Robinson va retrouver la prière et se mettre à bâtir une habitation. C’est le troisième abri après l’arbre et la grotte naturelle.
-En explorant son île, il découvre une délicieuse vallée, un véritable Eden. Il y fera sa maison de campagne, y établira un second domaine, appréciant les plaisirs du propriétaire. « Je descendis un peu sur le coteau de cette délicieuse vallée, la contemplant et songeant, avec une sorte de plaisir secret - quoique mêlé de pensées affligeantes - que tout cela était mon bien, et que j’étais Roi et Seigneur absolu de cette terre, que j’y avais droit de possession, et que je pouvais la transmettre en héritance, aussi incontestablement qu’un lord d’Angleterre son manoir ». La position de Robinson tient évidemment de la revanche par rapport aux regrets de l’auteur, qui éprouvait un réel dépit de ne pas être issu de l’aristocratie à qui reviennent le pouvoir politique et la possession des terres, mais l’abondance de biens est en elle-même réjouissante :
« J’y vis une grande quantité de cacaoyers, d’orangers, de limoniers, de cédrats, tous sauvages [...] les cédrats verts que je cueillis étaient non seulement très agréables à manger, mais très sains » (p. 101).

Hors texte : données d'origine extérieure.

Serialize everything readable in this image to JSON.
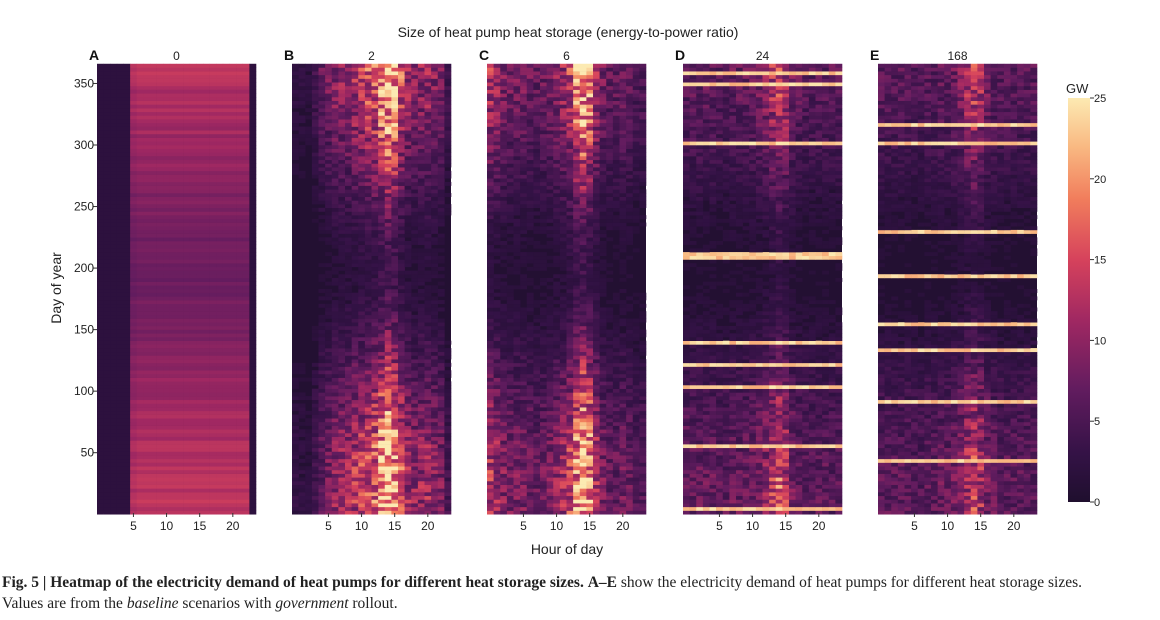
{
  "chart_data": {
    "type": "heatmap",
    "title": "Size of heat pump heat storage (energy-to-power ratio)",
    "xlabel": "Hour of day",
    "ylabel": "Day of year",
    "x_ticks": [
      5,
      10,
      15,
      20
    ],
    "y_ticks": [
      50,
      100,
      150,
      200,
      250,
      300,
      350
    ],
    "x_range": [
      0,
      23
    ],
    "y_range": [
      1,
      365
    ],
    "colorbar": {
      "label": "GW",
      "ticks": [
        0,
        5,
        10,
        15,
        20,
        25
      ],
      "range": [
        0,
        25
      ]
    },
    "colors": {
      "low": "#1f0f2e",
      "mid": "#c2325e",
      "high": "#fce8b0"
    },
    "panels": [
      {
        "letter": "A",
        "storage_label": "0",
        "hourly_profile": [
          0.8,
          0.8,
          0.8,
          0.8,
          0.8,
          10.5,
          11,
          11,
          11,
          11,
          11,
          11,
          11,
          11,
          11,
          11,
          11,
          11,
          11,
          11,
          11,
          11,
          11,
          0.8
        ],
        "peak_hours": [
          5,
          22
        ]
      },
      {
        "letter": "B",
        "storage_label": "2",
        "hourly_profile": [
          2,
          1.8,
          1.5,
          3,
          5,
          6,
          7,
          7.5,
          8,
          9,
          10,
          11,
          12,
          15,
          18,
          16,
          11,
          8,
          7,
          7.5,
          8,
          7,
          6,
          3
        ],
        "peak_hours": [
          13,
          15
        ]
      },
      {
        "letter": "C",
        "storage_label": "6",
        "hourly_profile": [
          9,
          8,
          6.5,
          6,
          6,
          6,
          5.5,
          5,
          5.5,
          6,
          7,
          8,
          10,
          14,
          17,
          14,
          9,
          6,
          5,
          5,
          5.5,
          5,
          4,
          4
        ],
        "peak_hours": [
          13,
          15
        ]
      },
      {
        "letter": "D",
        "storage_label": "24",
        "hourly_profile": [
          5,
          5,
          5,
          5,
          5,
          4.5,
          4.5,
          5,
          5,
          5,
          5.5,
          6,
          7,
          9,
          11,
          9,
          6,
          5,
          4.5,
          4.5,
          4.5,
          4.5,
          4.5,
          4.5
        ],
        "peak_hours": [
          13,
          15
        ]
      },
      {
        "letter": "E",
        "storage_label": "168",
        "hourly_profile": [
          4.5,
          4.5,
          4.5,
          4.5,
          4.5,
          4,
          4,
          4.5,
          4.5,
          5,
          5,
          5.5,
          6.5,
          8.5,
          10,
          8.5,
          6,
          5,
          4.5,
          4.5,
          4.5,
          4.5,
          4.5,
          4.5
        ],
        "peak_hours": [
          13,
          15
        ]
      }
    ],
    "seasonal_note": "winter days (start and end of year) high, summer days low"
  },
  "caption": {
    "fig_label": "Fig. 5 | Heatmap of the electricity demand of heat pumps for different heat storage sizes.",
    "bold_tail": "A–E",
    "text_1": " show the electricity demand of heat pumps for different heat storage sizes.",
    "text_2": "Values are from the ",
    "italic_1": "baseline",
    "text_3": " scenarios with ",
    "italic_2": "government",
    "text_4": " rollout."
  }
}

Dans cet univers de labeur qu’est l’île, le solitaire éprouve un autre plaisir à s’octroyer un lieu où il puisse « s’isoler » de son univers quotidien, se mettre en marge, en vacance, lui qui est déjà seul. Il s’agit bien du lieu de l’aristocratique otium, d’une parenthèse qui permet d’échapper aux obligations du négoce, autrement dit l’obligation roturière de travailler pour subsister, contrainte qui renvoie directement au contexte historique d’un capitalisme naissant. Dans l’ensemble des robinsonnades, ce lieu se caractérise par sa luxuriance paradisiaque, sa richesse naturelle qui dispenserait presque l’homme du travail. Des sources claires y chantent. Comme dans l’Eden d’avant la faute, il y règne généralement une grande sérénité, les animaux y vivent en totale harmonie. C’est le cœur même de l’île, l’endroit sacré, le naos, le lieu d’extase et de la plus grande proximité avec Dieu.

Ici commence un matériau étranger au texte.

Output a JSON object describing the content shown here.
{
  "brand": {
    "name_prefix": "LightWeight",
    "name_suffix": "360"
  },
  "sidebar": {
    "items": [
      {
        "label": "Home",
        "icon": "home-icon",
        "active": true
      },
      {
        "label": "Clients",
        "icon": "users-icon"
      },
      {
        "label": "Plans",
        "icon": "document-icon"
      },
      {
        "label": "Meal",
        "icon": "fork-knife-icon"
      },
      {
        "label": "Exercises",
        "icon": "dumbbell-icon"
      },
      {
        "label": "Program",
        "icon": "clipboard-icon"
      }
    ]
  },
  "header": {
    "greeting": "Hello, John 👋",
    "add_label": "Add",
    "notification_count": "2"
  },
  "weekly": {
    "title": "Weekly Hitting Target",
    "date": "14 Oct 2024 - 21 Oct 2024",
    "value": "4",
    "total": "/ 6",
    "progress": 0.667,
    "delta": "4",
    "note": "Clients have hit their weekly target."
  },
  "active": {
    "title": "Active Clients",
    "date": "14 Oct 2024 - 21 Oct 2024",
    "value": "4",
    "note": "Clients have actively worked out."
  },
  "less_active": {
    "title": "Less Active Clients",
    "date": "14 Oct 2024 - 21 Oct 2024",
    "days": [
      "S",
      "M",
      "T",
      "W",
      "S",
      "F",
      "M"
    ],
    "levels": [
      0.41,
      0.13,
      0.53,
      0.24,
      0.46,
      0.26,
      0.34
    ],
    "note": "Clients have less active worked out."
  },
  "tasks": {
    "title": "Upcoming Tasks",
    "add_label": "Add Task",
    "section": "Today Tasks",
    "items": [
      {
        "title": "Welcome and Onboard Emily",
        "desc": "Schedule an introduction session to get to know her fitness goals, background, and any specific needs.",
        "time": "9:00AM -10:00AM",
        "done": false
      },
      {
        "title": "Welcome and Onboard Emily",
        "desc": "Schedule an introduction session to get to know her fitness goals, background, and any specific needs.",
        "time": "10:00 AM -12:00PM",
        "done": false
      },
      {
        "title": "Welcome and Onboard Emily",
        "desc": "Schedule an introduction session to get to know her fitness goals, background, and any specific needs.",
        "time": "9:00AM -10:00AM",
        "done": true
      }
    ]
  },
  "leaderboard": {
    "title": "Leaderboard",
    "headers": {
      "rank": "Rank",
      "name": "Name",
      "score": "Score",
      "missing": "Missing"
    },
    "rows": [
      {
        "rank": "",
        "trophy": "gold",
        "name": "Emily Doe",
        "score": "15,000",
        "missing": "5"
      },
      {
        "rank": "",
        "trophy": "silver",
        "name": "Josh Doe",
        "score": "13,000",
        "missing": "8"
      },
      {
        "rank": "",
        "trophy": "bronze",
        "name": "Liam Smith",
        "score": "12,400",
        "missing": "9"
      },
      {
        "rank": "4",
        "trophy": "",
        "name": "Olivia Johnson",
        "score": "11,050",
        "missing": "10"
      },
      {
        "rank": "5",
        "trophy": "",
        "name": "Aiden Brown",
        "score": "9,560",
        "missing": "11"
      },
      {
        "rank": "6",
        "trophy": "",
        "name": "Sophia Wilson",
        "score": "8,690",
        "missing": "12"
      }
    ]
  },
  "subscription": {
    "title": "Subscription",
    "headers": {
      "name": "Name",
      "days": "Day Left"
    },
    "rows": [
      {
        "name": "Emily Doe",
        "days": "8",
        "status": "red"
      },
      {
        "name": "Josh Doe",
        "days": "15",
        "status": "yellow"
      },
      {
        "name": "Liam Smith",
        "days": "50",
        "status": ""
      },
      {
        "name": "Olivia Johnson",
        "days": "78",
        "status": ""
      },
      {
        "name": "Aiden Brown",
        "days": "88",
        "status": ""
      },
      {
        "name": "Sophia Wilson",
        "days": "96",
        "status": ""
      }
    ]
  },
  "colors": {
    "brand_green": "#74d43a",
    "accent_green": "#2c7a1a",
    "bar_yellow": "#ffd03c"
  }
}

C’est aussi le lieu où vivre selon les lois de la nature, les loi du « Naturel ».
-A côté de cet intervalle quasi atemporel, le contrôle du temps et de l’espace, se poursuit. Tout ceci va contre la solitude et suppose l’usage de la parole. Ainsi Robinson apprivoise-t-il un perroquet, c’est-à-dire un animal susceptible de lui renvoyer sa propre parole.
Il pratique en effet l’élevage et la culture et parvient enfin à faire son pain.

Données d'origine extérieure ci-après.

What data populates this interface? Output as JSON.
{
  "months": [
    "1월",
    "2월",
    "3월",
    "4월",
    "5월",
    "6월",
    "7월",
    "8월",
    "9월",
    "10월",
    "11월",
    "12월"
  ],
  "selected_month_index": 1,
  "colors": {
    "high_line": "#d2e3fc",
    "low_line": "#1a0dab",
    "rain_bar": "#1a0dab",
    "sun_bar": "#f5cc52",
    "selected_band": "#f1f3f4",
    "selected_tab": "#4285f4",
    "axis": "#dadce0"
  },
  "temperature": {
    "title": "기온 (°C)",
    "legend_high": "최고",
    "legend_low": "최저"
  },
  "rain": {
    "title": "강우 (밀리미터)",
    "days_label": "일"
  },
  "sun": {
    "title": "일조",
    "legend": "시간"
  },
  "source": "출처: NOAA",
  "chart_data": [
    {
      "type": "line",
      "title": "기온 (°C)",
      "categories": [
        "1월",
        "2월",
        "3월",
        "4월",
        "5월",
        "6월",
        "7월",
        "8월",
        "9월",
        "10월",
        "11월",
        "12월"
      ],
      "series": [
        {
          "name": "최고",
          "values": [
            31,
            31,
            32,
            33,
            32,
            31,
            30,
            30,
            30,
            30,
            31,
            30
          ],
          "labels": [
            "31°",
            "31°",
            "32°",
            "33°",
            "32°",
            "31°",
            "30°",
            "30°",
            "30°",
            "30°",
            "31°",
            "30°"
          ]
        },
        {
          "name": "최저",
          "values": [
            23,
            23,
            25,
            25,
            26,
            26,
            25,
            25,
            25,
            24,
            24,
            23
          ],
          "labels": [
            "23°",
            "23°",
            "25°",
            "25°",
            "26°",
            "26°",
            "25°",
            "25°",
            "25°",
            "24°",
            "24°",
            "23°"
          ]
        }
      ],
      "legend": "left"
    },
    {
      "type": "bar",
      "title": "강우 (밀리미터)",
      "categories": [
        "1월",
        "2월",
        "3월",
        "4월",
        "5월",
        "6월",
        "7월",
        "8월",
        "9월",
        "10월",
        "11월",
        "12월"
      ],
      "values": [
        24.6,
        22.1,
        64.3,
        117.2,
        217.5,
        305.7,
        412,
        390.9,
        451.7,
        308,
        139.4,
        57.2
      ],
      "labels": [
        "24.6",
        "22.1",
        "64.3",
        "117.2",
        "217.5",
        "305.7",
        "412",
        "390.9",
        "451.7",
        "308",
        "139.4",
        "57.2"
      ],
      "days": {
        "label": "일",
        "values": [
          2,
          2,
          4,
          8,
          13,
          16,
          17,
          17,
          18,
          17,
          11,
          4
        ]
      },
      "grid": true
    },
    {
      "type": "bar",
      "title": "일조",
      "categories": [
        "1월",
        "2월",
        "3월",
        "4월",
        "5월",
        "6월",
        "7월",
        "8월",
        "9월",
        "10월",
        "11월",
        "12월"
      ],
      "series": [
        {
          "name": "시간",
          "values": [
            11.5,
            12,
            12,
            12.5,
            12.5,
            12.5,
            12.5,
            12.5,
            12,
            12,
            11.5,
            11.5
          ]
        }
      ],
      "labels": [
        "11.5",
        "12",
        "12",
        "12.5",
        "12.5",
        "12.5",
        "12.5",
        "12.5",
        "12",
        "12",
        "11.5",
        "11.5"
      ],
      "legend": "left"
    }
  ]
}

La fabrication du pain marque bien entendu une étape importante dans le parcours du naufragé : signalant une réussite technologique, largement soulignée dans le texte, elle revêt également un caractère symbolique religieux évident, le pain étant le symbole de communion de tous les chrétiens. Il s’agit d’un motif emblématique des civilisations considérées comme avancées, très fréquemment repris dans les robinsonnades.
- Pensant avoir aperçu des terres au loin, Robinson se construit une embarcation pour aller les visiter, sans songer au problème de la mise à l’eau : sa barque est trop lourde pour être tractée jusqu’au rivage, il devra refaire une petite pirogue. Il s’agit là d’une imprévoyance assez étonnante chez un être que les épreuves ont doté d’une certaine prudence par ailleurs. Cette erreur s’apparente aussi à un acte manqué, comme si le temps d’aller ailleurs n’était pas encore venu.
Peu à peu, Robinson se résout à sa vie sédentaire, s’adonne à l’artisanat, ses deux domaines deviennent prospères, ses fortifications sont solides (p. 152).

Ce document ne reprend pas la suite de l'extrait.